Optimal Highway Bottleneck Operation with Active Traffic Management and Connected Automated Vehicle
Advisor: Rahim F. Benekohal
This study focuses on the mitigating impact of traffic incidents on highway operations with variable speed
limits (VSL) and traffic turbulence reduction strategies to alleviate incident-induced congestion. The
emergence of connected autonomous vehicles (CAV) and smart infrastructure, proposed management
strategies (MS) aim to enhance operating speed at the bottleneck, reduce arrival volume, and control
arrival speed during incident response time periods to improve traffic operation.
Responders often need to temporarily close lanes to ensure the safety of all involved parties during
incidents, resulting in a time gap between incident clearance and full traffic restoration. This temporal
difference is measured through recovery attempts at individual sensor locations, with an average of 4.7
attempts contributing approximately 11.6 minutes to low-speed duration for the entire dataset. Recovery
attempts follow specific patterns (U type, nV type, UV type), influencing the number of attempts needed
to restore normal operating speeds. U type recovery averages 4.3 attempts, contributing 13.9 minutes,
while nV type sees 4.4 attempts, adding about 9.1 minutes. UV type recovery requires an average of 6.9
attempts, with each attempt increasing low-speed duration between 5.3 to 18.1 minutes; a low value
corresponds to a high number of attempts, while a high value corresponds to a low number of attempts.
Consequently, low-speed duration can be accurately predicted through rigorous linear regression analysis
and fully connected neural networks (FCNN), with the potential for mitigation through the integration of
ATM and CAV technologies, emphasizes the importance of addressing key influential variables. Variables
such as speed drop, arrival volume, and arrival speed present opportunities for refining incident MS. The
proposed incident MS are VSL, CAVs traveling on open lanes early, and CAVs maintaining their open
lane near the incident site, and they aim to reduce low-speed duration by improving operating speed,
minimizing arrival volume, and controlling arrival speed. The effectiveness of these strategies is assessed
using Vissim simulation software due to challenges in their field implementation.

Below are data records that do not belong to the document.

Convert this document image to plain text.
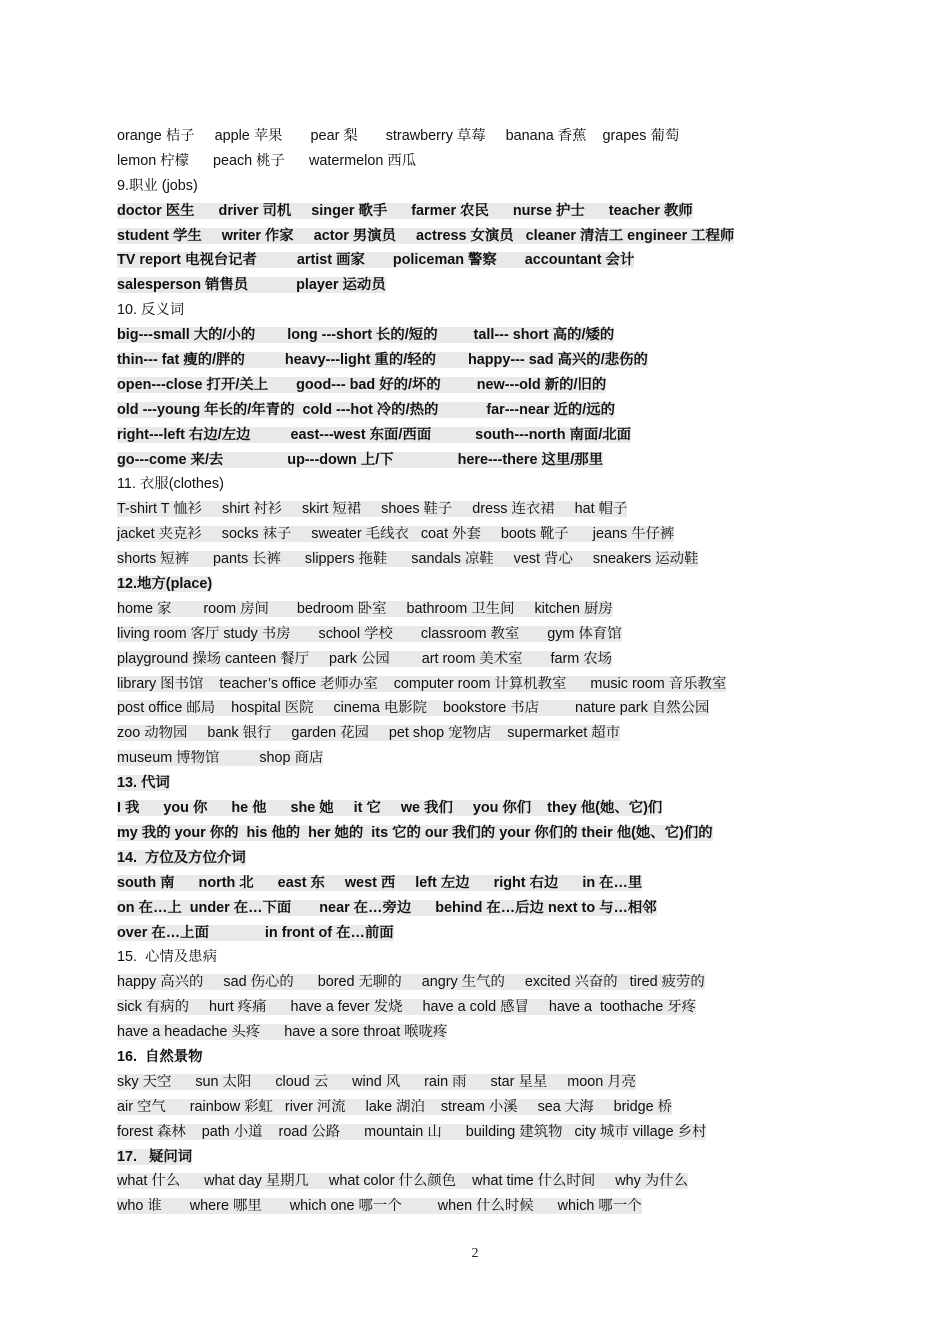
orange 桔子     apple 苹果       pear 梨       strawberry 草莓     banana 香蕉    grapes 葡萄
lemon 柠檬      peach 桃子      watermelon 西瓜
9.职业 (jobs)
doctor 医生      driver 司机     singer 歌手      farmer 农民      nurse 护士      teacher 教师
student 学生     writer 作家     actor 男演员     actress 女演员   cleaner 清洁工 engineer 工程师
TV report 电视台记者          artist 画家       policeman 警察       accountant 会计
salesperson 销售员            player 运动员
10. 反义词
big---small 大的/小的        long ---short 长的/短的         tall--- short 高的/矮的
thin--- fat 瘦的/胖的          heavy---light 重的/轻的        happy--- sad 高兴的/悲伤的
open---close 打开/关上       good--- bad 好的/坏的         new---old 新的/旧的
old ---young 年长的/年青的  cold ---hot 冷的/热的            far---near 近的/远的
right---left 右边/左边          east---west 东面/西面           south---north 南面/北面
go---come 来/去                up---down 上/下                here---there 这里/那里
11. 衣服(clothes)
T-shirt T 恤衫     shirt 衬衫     skirt 短裙     shoes 鞋子     dress 连衣裙     hat 帽子
jacket 夹克衫     socks 袜子     sweater 毛线衣   coat 外套     boots 靴子      jeans 牛仔裤
shorts 短裤      pants 长裤      slippers 拖鞋      sandals 凉鞋     vest 背心     sneakers 运动鞋
12.地方(place)
home 家        room 房间       bedroom 卧室     bathroom 卫生间     kitchen 厨房
living room 客厅 study 书房       school 学校       classroom 教室       gym 体育馆
playground 操场 canteen 餐厅     park 公园        art room 美术室       farm 农场
library 图书馆    teacher’s office 老师办室    computer room 计算机教室      music room 音乐教室
post office 邮局    hospital 医院     cinema 电影院    bookstore 书店         nature park 自然公园
zoo 动物园     bank 银行     garden 花园     pet shop 宠物店    supermarket 超市
museum 博物馆          shop 商店
13. 代词
I 我      you 你      he 他      she 她     it 它     we 我们     you 你们    they 他(她、它)们
my 我的 your 你的  his 他的  her 她的  its 它的 our 我们的 your 你们的 their 他(她、它)们的
14.  方位及方位介词
south 南      north 北      east 东     west 西     left 左边      right 右边      in 在…里
on 在…上  under 在…下面       near 在…旁边      behind 在…后边 next to 与…相邻
over 在…上面              in front of 在…前面
15.  心情及患病
happy 高兴的     sad 伤心的      bored 无聊的     angry 生气的     excited 兴奋的   tired 疲劳的
sick 有病的     hurt 疼痛      have a fever 发烧     have a cold 感冒     have a  toothache 牙疼
have a headache 头疼      have a sore throat 喉咙疼
16.  自然景物
sky 天空      sun 太阳      cloud 云      wind 风      rain 雨      star 星星     moon 月亮
air 空气      rainbow 彩虹   river 河流     lake 湖泊    stream 小溪     sea 大海     bridge 桥
forest 森林    path 小道    road 公路      mountain 山      building 建筑物   city 城市 village 乡村
17.   疑问词
what 什么      what day 星期几     what color 什么颜色    what time 什么时间     why 为什么
who 谁       where 哪里       which one 哪一个         when 什么时候      which 哪一个
2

The effectiveness of the first MS, VSL is contingent upon critical factors such as activation distance,
compliance rates, and posted speed limits. VSL demonstrates the potential to mitigate shockwave
propagation by reducing both arrival speed and arrival rate. This effectiveness is evident in Vissim
simulation results, particularly in terms of travel time, where a consistent reduction is observed as
activation distance increases in all CAV market penetration. An increase in compliance rates of humandriven
vehicles further contributes to a reduction in travel time. The second MS involves CAVs traveling
on open lanes early, aiming to minimize turbulence near the incident site. This strategy is most effective
when implemented from 1 mile upstream of the incident site. The third MS, involving CAVs maintaining
their open lane near the incident site, is not universally beneficial across all CAV market penetrations but
becomes advantageous as CAV market penetration and volume increase.

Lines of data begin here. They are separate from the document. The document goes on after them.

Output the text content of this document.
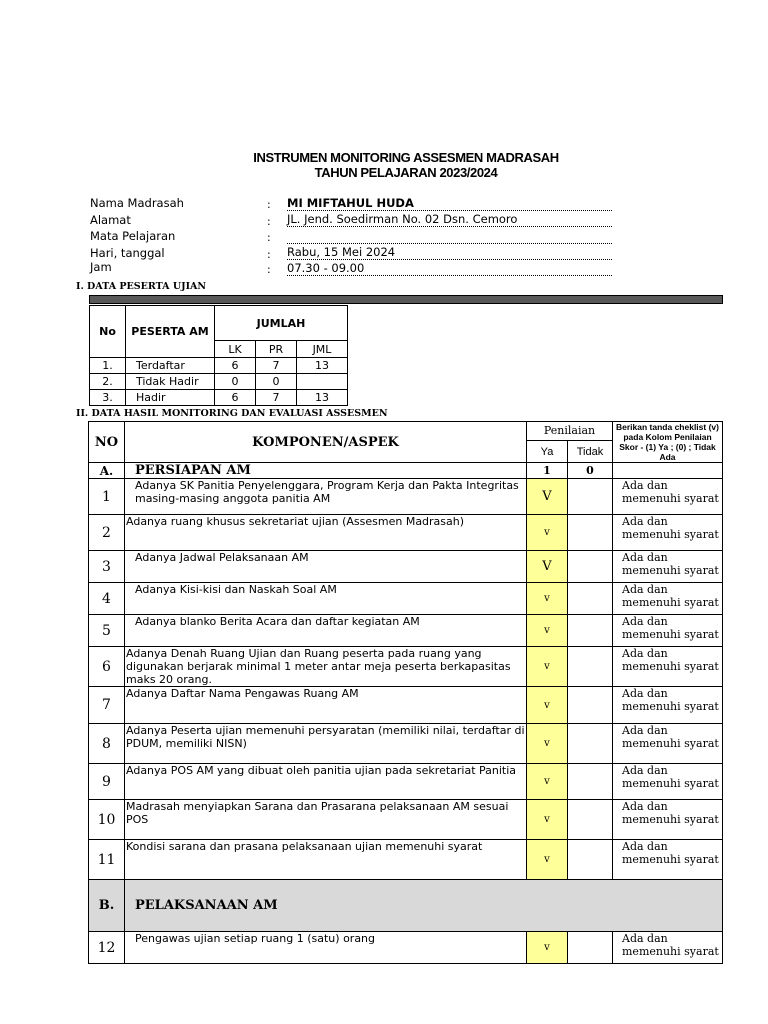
INSTRUMEN MONITORING ASSESMEN MADRASAH
TAHUN PELAJARAN 2023/2024
Nama Madrasah	: MI MIFTAHUL HUDA
Alamat	: JL. Jend. Soedirman No. 02 Dsn. Cemoro
Mata Pelajaran	:
Hari, tanggal	: Rabu, 15 Mei 2024
Jam	: 07.30 - 09.00
I. DATA PESERTA UJIAN
No	PESERTA AM	JUMLAH		
		LK	PR	JML
1.	Terdaftar	6	7	13
2.	Tidak Hadir	0	0	
3.	Hadir	6	7	13
II. DATA HASIL MONITORING DAN EVALUASI ASSESMEN
NO	KOMPONEN/ASPEK	Penilaian		Berikan tanda cheklist (v) pada Kolom Penilaian Skor - (1) Ya ; (0) ; Tidak Ada
		Ya	Tidak	
A.	PERSIAPAN AM	1	0	
1	Adanya SK Panitia Penyelenggara, Program Kerja dan Pakta Integritas masing-masing anggota panitia AM	V		Ada dan memenuhi syarat
2	Adanya ruang khusus sekretariat ujian (Assesmen Madrasah)	v		Ada dan memenuhi syarat
3	Adanya Jadwal Pelaksanaan AM	V		Ada dan memenuhi syarat
4	Adanya Kisi-kisi dan Naskah Soal AM	v		Ada dan memenuhi syarat
5	Adanya blanko Berita Acara dan daftar kegiatan AM	v		Ada dan memenuhi syarat
6	Adanya Denah Ruang Ujian dan Ruang peserta pada ruang yang digunakan berjarak minimal 1 meter antar meja peserta berkapasitas maks 20 orang.	v		Ada dan memenuhi syarat
7	Adanya Daftar Nama Pengawas Ruang AM	v		Ada dan memenuhi syarat
8	Adanya Peserta ujian memenuhi persyaratan (memiliki nilai, terdaftar di PDUM, memiliki NISN)	v		Ada dan memenuhi syarat
9	Adanya POS AM yang dibuat oleh panitia ujian pada sekretariat Panitia	v		Ada dan memenuhi syarat
10	Madrasah menyiapkan Sarana dan Prasarana pelaksanaan AM sesuai POS	v		Ada dan memenuhi syarat
11	Kondisi sarana dan prasana pelaksanaan ujian memenuhi syarat	v		Ada dan memenuhi syarat
B.	PELAKSANAAN AM			
12	Pengawas ujian setiap ruang 1 (satu) orang	v		Ada dan memenuhi syarat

In tackling the intricate challenges of finding combination of optimal incident MS, this study introduces
innovative data-driven methodologies, decision trees and random forests. These methodologies provide a
transparent and interpretable framework for data-driven decision-making, leveraging crucial variables like
traffic volume, CAV market penetration, VSL activation distance, and VSL compliance rate. The
extensive dataset serves as the foundation for identifying optimal traffic management strategies across
diverse incident scenarios, utilizing a meticulous ranking procedure that considers factors such as
maximum queue length, total travel time, and average throughput during queues. Rankings are capped at
10 for a focused evaluation, with tied ranks resolved based on priorities like maximum queue length, total
travel time, and average throughput during queues.

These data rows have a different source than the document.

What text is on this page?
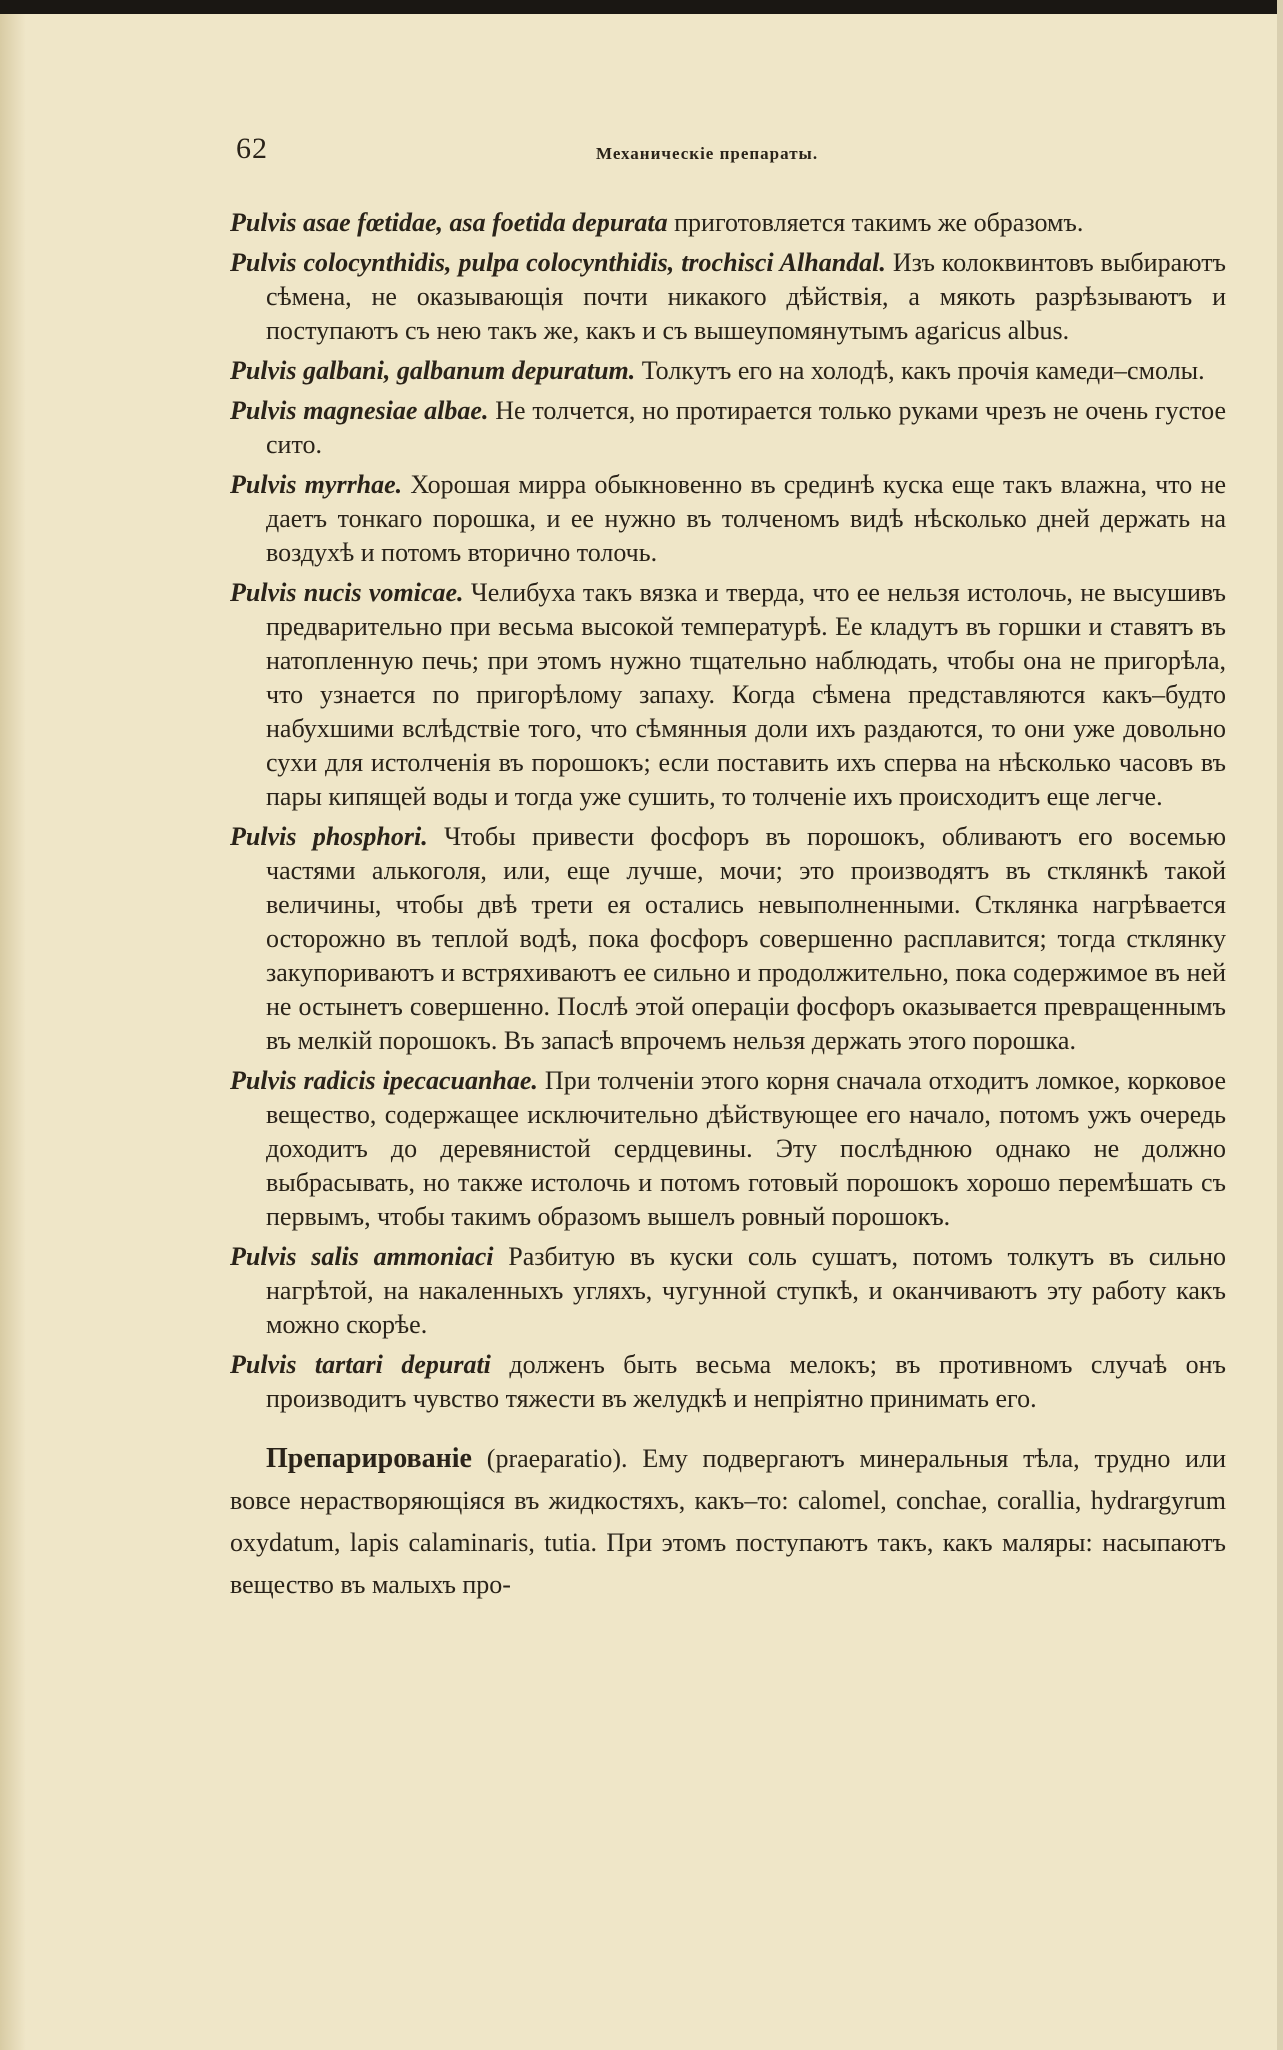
62	Механическіе препараты.

Pulvis asae fœtidae, asa foetida depurata приготовляется такимъ же образомъ.

Pulvis colocynthidis, pulpa colocynthidis, trochisci Alhandal. Изъ колоквинтовъ выбираютъ сѣмена, не оказывающія почти никакого дѣйствія, а мякоть разрѣзываютъ и поступаютъ съ нею такъ же, какъ и съ вышеупомянутымъ agaricus albus.

Pulvis galbani, galbanum depuratum. Толкутъ его на холодѣ, какъ прочія камеди–смолы.

Pulvis magnesiae albae. Не толчется, но протирается только руками чрезъ не очень густое сито.

Pulvis myrrhae. Хорошая мирра обыкновенно въ срединѣ куска еще такъ влажна, что не даетъ тонкаго порошка, и ее нужно въ толченомъ видѣ нѣсколько дней держать на воздухѣ и потомъ вторично толочь.

Pulvis nucis vomicae. Челибуха такъ вязка и тверда, что ее нельзя истолочь, не высушивъ предварительно при весьма высокой температурѣ. Ее кладутъ въ горшки и ставятъ въ натопленную печь; при этомъ нужно тщательно наблюдать, чтобы она не пригорѣла, что узнается по пригорѣлому запаху. Когда сѣмена представляются какъ–будто набухшими вслѣдствіе того, что сѣмянныя доли ихъ раздаются, то они уже довольно сухи для истолченія въ порошокъ; если поставить ихъ сперва на нѣсколько часовъ въ пары кипящей воды и тогда уже сушить, то толченіе ихъ происходитъ еще легче.

Pulvis phosphori. Чтобы привести фосфоръ въ порошокъ, обливаютъ его восемью частями алькоголя, или, еще лучше, мочи; это производятъ въ стклянкѣ такой величины, чтобы двѣ трети ея остались невыполненными. Стклянка нагрѣвается осторожно въ теплой водѣ, пока фосфоръ совершенно расплавится; тогда стклянку закупориваютъ и встряхиваютъ ее сильно и продолжительно, пока содержимое въ ней не остынетъ совершенно. Послѣ этой операціи фосфоръ оказывается превращеннымъ въ мелкій порошокъ. Въ запасѣ впрочемъ нельзя держать этого порошка.

Pulvis radicis ipecacuanhae. При толченіи этого корня сначала отходитъ ломкое, корковое вещество, содержащее исключительно дѣйствующее его начало, потомъ ужъ очередь доходитъ до деревянистой сердцевины. Эту послѣднюю однако не должно выбрасывать, но также истолочь и потомъ готовый порошокъ хорошо перемѣшать съ первымъ, чтобы такимъ образомъ вышелъ ровный порошокъ.

Pulvis salis ammoniaci Разбитую въ куски соль сушатъ, потомъ толкутъ въ сильно нагрѣтой, на накаленныхъ угляхъ, чугунной ступкѣ, и оканчиваютъ эту работу какъ можно скорѣе.

Pulvis tartari depurati долженъ быть весьма мелокъ; въ противномъ случаѣ онъ производитъ чувство тяжести въ желудкѣ и непріятно принимать его.

Препарированіе (praeparatio). Ему подвергаютъ минеральныя тѣла, трудно или вовсе нерастворяющіяся въ жидкостяхъ, какъ–то: calomel, conchae, corallia, hydrargyrum oxydatum, lapis calaminaris, tutia. При этомъ поступаютъ такъ, какъ маляры: насыпаютъ вещество въ малыхъ про-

Results from both decision trees and random forests show promise, revealing a consistent trend of
improvement across all CAV market penetration, including low levels like 10%. These data-driven
strategies contribute to a reduction in queue length (19.24% and 19.63%), travel time (17.86% and
17.76%), and an increase in average throughput during queues (5.74% and 5.70%). Even at low CAV
market penetration 10%, the MS obtained from data-driven strategies showed significant improvements in
queue length, travel time, and throughput, which is a promising for future incident management.